There is strong evidence that inhibition of one or more Aldehyde Dehydrogenase 1A (ALDH1A) isoforms may be beneficial in chemotherapy-resistant ovarian cancer and other tumor types. While many previous efforts have focused on development of ALDH1A1 selective inhibitors, the most deadly ovarian cancer subtype, high-grade serous (HGSOC), exhibits elevated expression of ALDH1A3. Herein, we report continued development of pan-ALDH1A inhibitors to assess whether broad spectrum ALDH1A inhibition is an effective adjunct to chemotherapy in this critical tumor subtype. Optimization of the CM39 scaffold, aided by metabolite ID and several new ALDH1A1 crystal structures, led to improved biochemical potencies, improved cellular ALDH inhibition in HGSOC cell lines, and substantial improvements in microsomal stability culminating in orally bioavailable compounds. We demonstrate that two compounds 68 and 69 are able to synergize with chemotherapy in a resistant cell line and patient-derived HGSOC tumor spheroids, indicating their suitability for future in vivo proof of concept experiments.

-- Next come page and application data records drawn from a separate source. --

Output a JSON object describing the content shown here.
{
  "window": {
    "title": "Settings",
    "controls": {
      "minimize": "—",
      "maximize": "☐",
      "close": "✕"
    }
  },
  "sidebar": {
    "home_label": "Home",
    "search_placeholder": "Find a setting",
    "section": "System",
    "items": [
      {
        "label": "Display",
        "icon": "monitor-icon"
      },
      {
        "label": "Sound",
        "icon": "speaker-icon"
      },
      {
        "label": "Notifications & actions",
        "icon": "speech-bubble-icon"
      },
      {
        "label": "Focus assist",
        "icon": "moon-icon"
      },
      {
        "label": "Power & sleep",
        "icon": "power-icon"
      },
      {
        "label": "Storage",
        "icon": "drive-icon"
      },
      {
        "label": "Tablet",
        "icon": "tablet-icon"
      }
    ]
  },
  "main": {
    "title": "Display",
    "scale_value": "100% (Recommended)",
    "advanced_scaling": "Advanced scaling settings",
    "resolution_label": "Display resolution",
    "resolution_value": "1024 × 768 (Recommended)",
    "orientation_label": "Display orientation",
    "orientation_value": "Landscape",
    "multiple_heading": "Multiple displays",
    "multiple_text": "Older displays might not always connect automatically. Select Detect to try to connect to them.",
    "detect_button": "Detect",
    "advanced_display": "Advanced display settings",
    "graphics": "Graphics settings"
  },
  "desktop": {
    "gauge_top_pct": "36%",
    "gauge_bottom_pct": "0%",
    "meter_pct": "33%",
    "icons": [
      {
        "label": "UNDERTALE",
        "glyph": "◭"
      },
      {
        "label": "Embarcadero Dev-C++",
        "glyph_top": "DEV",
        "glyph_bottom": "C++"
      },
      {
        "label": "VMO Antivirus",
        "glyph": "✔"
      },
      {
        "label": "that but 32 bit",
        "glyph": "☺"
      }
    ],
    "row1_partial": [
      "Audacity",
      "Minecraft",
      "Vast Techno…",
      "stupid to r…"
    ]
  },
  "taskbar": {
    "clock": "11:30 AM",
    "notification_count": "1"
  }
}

有强有力的证据表明，抑制一种或多种醛脱氢酶 1A (ALDH1A) 同种型可能对化疗耐药的卵巢癌和其他肿瘤类型有益。虽然之前的许多努力都集中在 ALDH1A1 选择性抑制剂的开发上，但最致命的卵巢癌亚型高级别浆液性 (HGSOC) 表现出 ALDH1A3 的表达升高。在此，我们报告了泛 ALDH1A 抑制剂的持续开发，以评估广谱 ALDH1A 抑制是否是这一关键肿瘤亚型中化疗的有效辅助手段。CM39 支架的优化，在代谢物 ID 和几种新的 ALDH1A1 晶体结构的帮助下，提高了生化效力，改善了 HGSOC 细胞系中的细胞 ALDH 抑制，微粒体稳定性的显着改善，最终产生口服生物可利用的化合物。我们证明了两种化合物68和69能够与耐药细胞系和患者来源的 HGSOC 肿瘤球体中的化学疗法协同作用，表明它们适用于未来的体内概念验证实验。